This study was conducted to update the previous systematic review [13] that assesses the efficacy of intravaginal oxytocin gel on the symptoms and laboratory parameters of GSM.
Our meta-analysis showed that the administration of intravaginal oxytocin causes statistically insignificant cytological changes in the vaginal mucosa (vaginal maturation index). On the other hand, Ghorbani and Mirghafourvand [13] documented statistically significant changes because they did not consider the significant heterogeneity. The vaginal maturation index is an indicator of vaginal atrophy that measures the number of intermediate and superficial mucosal cells in relation to immature basal cells [25]. Decreased vaginal maturation index suggests increased vaginal atrophy.
The meta-analysis also showed a statistically insignificant effect of oxytocin on vaginal pH. Four studies, including Jonasson et al. (2020) [14], the newly included study, evaluated changes in vaginal pH, which is considered a valuable parameter in diagnosing vaginal atrophy in addition to the vaginal maturation index. Despite the insignificant changes in these two parameters, the meta-analysis of vaginal atrophy showed oxytocin causing a statistically significant decrease in vaginal atrophy. Vaginal atrophy, as an outcome, was only discussed in two of the old studies [14, 15]. So, the weight of its meta-analysis may not be dependable.

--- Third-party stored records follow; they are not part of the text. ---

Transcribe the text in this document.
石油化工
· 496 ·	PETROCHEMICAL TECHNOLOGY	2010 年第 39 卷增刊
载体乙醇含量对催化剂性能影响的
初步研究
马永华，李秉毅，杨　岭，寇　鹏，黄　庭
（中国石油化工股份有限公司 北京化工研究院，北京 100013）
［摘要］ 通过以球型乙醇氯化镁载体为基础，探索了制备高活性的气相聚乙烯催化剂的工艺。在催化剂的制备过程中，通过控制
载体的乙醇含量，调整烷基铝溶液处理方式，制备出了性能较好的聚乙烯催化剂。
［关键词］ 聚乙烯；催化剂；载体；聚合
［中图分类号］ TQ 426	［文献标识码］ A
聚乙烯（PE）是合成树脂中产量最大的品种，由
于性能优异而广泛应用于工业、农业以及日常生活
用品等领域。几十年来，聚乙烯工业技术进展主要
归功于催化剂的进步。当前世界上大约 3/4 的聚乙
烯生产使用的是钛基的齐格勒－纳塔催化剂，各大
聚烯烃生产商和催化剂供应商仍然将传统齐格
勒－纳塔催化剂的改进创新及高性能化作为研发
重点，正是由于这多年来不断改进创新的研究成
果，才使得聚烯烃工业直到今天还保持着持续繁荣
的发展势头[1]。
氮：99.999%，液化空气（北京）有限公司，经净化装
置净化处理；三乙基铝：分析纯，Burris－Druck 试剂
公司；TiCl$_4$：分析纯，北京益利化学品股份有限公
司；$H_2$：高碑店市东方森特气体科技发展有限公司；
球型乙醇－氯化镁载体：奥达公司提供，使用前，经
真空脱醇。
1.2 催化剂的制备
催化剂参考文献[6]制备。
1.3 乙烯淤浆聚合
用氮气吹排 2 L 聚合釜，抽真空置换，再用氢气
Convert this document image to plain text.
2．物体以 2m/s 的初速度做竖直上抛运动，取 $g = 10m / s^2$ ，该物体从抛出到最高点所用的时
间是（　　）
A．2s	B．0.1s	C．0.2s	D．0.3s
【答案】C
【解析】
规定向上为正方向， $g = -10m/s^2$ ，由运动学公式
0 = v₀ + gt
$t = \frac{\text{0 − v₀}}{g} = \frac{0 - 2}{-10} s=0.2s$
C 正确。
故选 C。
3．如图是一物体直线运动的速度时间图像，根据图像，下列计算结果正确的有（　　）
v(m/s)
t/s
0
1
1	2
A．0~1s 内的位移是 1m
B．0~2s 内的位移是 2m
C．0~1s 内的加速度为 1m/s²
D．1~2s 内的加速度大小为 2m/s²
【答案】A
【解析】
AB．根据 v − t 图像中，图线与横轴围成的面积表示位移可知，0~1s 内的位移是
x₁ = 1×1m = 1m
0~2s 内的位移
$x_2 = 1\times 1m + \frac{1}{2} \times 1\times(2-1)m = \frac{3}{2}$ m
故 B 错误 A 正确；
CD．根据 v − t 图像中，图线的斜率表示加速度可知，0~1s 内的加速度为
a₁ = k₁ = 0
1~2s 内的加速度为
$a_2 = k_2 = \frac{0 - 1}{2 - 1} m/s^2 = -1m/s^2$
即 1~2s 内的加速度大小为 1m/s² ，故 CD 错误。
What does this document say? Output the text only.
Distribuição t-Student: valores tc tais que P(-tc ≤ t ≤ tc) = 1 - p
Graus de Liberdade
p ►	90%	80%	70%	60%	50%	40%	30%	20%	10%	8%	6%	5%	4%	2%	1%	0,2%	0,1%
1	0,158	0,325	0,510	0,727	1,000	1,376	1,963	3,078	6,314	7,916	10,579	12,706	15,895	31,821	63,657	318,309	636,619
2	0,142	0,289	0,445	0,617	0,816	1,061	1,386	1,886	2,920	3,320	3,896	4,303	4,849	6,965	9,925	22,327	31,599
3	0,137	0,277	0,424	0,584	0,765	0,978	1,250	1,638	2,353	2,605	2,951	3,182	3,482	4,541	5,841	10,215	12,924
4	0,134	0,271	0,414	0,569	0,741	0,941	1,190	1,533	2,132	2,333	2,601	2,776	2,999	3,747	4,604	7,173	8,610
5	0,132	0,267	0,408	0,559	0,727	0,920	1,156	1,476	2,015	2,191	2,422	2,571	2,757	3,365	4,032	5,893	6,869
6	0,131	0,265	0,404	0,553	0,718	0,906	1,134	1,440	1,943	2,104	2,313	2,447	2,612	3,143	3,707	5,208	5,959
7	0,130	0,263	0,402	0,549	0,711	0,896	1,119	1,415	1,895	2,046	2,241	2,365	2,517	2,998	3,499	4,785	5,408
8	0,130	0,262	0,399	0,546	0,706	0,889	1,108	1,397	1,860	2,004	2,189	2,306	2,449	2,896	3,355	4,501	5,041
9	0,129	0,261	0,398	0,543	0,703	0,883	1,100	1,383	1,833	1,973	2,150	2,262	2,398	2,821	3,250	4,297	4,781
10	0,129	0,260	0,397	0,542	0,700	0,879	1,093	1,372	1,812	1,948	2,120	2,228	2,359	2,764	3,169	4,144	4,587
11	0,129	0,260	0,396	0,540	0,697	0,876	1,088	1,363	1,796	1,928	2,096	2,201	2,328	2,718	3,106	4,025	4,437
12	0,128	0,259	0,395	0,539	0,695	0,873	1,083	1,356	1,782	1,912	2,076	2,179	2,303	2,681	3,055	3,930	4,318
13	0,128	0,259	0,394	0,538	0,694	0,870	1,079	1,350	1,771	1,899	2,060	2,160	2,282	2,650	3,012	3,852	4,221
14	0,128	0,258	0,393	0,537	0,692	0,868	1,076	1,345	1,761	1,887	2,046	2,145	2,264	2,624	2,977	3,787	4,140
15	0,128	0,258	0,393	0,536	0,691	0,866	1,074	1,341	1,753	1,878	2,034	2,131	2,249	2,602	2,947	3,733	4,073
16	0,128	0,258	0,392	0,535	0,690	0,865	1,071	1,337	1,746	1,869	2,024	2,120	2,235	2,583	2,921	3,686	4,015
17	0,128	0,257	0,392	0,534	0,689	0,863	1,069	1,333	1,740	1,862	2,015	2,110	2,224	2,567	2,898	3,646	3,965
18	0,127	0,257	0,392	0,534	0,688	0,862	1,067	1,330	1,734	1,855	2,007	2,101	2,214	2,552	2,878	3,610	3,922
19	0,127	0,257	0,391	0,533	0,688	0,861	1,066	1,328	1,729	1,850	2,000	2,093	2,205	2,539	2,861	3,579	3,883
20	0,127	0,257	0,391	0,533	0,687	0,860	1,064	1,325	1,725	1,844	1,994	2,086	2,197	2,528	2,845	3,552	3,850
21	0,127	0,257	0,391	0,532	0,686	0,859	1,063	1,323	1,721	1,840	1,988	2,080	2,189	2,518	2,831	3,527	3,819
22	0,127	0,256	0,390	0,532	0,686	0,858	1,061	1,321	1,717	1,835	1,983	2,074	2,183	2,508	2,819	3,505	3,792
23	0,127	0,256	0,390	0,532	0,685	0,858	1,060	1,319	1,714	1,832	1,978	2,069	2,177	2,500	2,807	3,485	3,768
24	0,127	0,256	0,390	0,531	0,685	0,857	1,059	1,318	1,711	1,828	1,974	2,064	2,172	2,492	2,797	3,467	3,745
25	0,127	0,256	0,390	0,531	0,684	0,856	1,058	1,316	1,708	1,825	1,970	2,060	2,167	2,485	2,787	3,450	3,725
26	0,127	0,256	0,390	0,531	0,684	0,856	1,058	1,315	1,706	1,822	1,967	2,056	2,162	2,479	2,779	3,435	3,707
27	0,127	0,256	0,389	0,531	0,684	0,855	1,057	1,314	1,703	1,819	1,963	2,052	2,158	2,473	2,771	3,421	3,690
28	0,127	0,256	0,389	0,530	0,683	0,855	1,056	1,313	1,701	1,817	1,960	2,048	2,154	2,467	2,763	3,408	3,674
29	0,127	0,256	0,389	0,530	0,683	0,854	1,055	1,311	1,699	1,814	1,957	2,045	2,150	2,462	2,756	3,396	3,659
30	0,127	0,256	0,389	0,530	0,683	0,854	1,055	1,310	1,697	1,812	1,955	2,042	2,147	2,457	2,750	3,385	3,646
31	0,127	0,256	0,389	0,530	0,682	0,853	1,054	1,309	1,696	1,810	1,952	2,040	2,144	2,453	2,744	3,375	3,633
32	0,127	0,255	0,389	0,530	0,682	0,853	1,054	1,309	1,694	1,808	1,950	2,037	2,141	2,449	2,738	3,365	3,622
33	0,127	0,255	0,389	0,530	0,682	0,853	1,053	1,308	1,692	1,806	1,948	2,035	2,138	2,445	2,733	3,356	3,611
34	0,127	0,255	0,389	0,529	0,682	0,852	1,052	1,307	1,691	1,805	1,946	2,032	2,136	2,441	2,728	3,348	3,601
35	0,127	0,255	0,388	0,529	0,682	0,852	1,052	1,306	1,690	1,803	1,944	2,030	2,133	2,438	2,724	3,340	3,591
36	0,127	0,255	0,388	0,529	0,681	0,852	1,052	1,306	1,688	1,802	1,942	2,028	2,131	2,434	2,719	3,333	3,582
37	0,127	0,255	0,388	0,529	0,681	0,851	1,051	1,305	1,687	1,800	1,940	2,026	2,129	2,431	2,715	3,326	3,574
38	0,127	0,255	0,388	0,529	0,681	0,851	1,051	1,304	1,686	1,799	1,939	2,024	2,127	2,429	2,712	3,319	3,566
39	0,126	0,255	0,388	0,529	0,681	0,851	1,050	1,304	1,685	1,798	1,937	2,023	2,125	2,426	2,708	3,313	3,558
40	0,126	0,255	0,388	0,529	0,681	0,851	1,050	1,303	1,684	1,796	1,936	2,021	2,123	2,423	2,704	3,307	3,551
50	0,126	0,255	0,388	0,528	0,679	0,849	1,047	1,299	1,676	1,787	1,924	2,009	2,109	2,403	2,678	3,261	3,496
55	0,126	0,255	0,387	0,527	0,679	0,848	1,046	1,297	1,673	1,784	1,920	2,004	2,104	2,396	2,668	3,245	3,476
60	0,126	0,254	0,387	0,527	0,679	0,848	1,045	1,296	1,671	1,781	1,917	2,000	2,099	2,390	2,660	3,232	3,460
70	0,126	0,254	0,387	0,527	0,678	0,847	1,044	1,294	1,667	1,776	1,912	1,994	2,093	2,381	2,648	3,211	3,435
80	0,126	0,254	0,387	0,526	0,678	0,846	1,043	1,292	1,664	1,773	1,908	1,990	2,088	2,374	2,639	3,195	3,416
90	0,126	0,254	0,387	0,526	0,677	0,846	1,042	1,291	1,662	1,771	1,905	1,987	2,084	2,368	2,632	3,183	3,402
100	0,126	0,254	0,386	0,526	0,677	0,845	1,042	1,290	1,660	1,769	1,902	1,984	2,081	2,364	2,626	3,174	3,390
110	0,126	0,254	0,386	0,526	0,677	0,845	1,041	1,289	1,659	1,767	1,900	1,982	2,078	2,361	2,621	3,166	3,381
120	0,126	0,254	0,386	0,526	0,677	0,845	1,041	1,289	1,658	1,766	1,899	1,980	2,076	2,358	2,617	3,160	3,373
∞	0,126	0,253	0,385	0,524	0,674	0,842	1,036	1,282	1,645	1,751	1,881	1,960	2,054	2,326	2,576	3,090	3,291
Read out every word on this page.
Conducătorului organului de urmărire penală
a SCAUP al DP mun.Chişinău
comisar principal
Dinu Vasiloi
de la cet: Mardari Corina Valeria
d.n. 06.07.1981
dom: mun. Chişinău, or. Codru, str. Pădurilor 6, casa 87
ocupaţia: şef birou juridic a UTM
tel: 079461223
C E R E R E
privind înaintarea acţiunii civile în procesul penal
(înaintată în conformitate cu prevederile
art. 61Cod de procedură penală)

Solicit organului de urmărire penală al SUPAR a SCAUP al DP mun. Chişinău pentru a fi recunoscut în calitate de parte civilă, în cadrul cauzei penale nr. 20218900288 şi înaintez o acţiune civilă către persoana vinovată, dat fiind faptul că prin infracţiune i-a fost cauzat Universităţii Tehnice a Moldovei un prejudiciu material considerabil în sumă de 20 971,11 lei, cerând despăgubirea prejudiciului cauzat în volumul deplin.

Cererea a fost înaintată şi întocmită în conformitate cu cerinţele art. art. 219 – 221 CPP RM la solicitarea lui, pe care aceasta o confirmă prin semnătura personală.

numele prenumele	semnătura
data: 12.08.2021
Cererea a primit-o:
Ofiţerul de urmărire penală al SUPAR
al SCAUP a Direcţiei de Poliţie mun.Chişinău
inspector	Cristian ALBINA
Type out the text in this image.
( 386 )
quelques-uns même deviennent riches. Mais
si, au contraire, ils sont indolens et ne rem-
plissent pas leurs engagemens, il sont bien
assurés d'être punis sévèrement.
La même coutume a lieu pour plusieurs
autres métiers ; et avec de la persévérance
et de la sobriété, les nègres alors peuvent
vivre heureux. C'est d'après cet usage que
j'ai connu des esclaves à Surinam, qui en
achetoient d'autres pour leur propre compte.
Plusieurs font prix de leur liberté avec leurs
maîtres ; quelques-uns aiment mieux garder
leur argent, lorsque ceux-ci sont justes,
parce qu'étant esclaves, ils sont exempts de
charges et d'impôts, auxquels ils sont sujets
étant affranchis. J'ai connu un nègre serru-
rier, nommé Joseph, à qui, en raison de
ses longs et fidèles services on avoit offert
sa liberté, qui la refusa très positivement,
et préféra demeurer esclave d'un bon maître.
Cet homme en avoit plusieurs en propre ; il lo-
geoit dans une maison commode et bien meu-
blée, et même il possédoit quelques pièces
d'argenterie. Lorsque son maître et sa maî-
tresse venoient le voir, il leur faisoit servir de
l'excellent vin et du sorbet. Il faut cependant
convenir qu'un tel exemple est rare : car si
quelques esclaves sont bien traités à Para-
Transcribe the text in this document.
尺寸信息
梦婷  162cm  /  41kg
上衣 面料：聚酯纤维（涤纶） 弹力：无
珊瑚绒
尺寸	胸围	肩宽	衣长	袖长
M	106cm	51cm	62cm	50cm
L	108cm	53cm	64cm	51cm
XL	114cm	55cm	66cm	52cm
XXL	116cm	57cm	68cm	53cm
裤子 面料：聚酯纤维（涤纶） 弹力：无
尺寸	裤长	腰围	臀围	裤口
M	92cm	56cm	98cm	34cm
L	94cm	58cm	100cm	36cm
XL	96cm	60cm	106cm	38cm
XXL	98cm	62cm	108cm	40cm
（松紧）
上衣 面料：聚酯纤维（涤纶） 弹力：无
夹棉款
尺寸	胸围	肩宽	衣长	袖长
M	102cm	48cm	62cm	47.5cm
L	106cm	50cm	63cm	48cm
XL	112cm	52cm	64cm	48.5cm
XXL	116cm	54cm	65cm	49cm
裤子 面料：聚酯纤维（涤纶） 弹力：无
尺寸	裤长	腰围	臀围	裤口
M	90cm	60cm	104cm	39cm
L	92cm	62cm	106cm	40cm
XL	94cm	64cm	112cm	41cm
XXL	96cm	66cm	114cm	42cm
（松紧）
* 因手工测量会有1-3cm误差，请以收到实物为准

The deficiency of estrogen following menopause causes structural changes in the vaginal epithelium, which can cause the symptoms of GSM, such as itching, dryness, burning, dysuria, and dyspareunia [25]. Despite the importance of dyspareunia as a subjective parameter of vaginal atrophy effect on the quality of life of patients with GSM, it was not analyzed in the previous meta-analyses. Furthermore, the meta-analysis of dyspareunia data revealed that vaginal oxytocin does not affect dyspareunia.
Moreover, vaginal atrophy is assessed by histological evaluation, which depends on the number of layers, size of nuclei, and glycogen content of the cells rather than the number of cells in each layer [14]. Despite its high sensitivity in diagnosing vaginal atrophy, histological evaluation is invasive; therefore, it was only done in two studies [18, 19]. The meta-analysis of the histological evaluation showed that the effect of oxytocin was insignificant. The two new trials [16, 24] did not evaluate this outcome; therefore, the results were similar to the previous review. In addition, they did not update the endometrial thickness meta-analysis data, where current evidence suggests that oxytocin does not affect endometrial thickness. Furthermore, we could not perform the meta-analysis of estrogen serum levels because of the difference in measurement units between the studies. Otherwise, these studies [14, 19] found no significant effect of oxytocin on estrogen levels.
The studies included in this systematic review found no statistical evidence of oxytocin affecting either the clinical or the lab-based parameters of GSM except for Zohrabi et al. (2020) [24], where a statistically significant effect on vaginal maturation index and vaginal pH was found. However, the same study caused significant heterogeneity.
Hormonal compounds (estrogen alone or estrogen with progesterone) are effective in alleviating the symptoms of GSM, but their safety is questioned [26, 27]. Therefore, it is necessary to find effective alternatives such as oxytocin. Oxytocin receptors are expressed in various areas, including the vaginal epithelium, where oxytocin plays a role in proliferation and differentiation [28]. In vitro studies and clinical trials [9, 14, 15, 18, 19] have shown that oxytocin has promising results in GSM. In addition, it has protective effects against endometrial, ovarian, and colon cancers [29, 30], unlike estrogen, whose usage is associated with estrogen-dependent cancers [27].
This study answered questions that were not previously discussed, such as whether oxytocin affects different parameters of GSM, such as vaginal pH, vaginal atrophy, and dyspareunia. Moreover, we updated the discussion about the effect of oxytocin on vaginal cytology through the vaginal maturation index by addressing the significant heterogeneity.
Limitations
The limitations of this study include short and different follow-up periods, the use of various tools in each study to assess vaginal atrophy, and the use of different drug dosages. In addition, the variation in the eligibility criteria of the clinical trials where some studies [14, 15, 17, 24] used subjective methods such as patient-reported symptoms, whereas other studies [18, 19] used clinical and lab-based criteria for the enrollment of patients.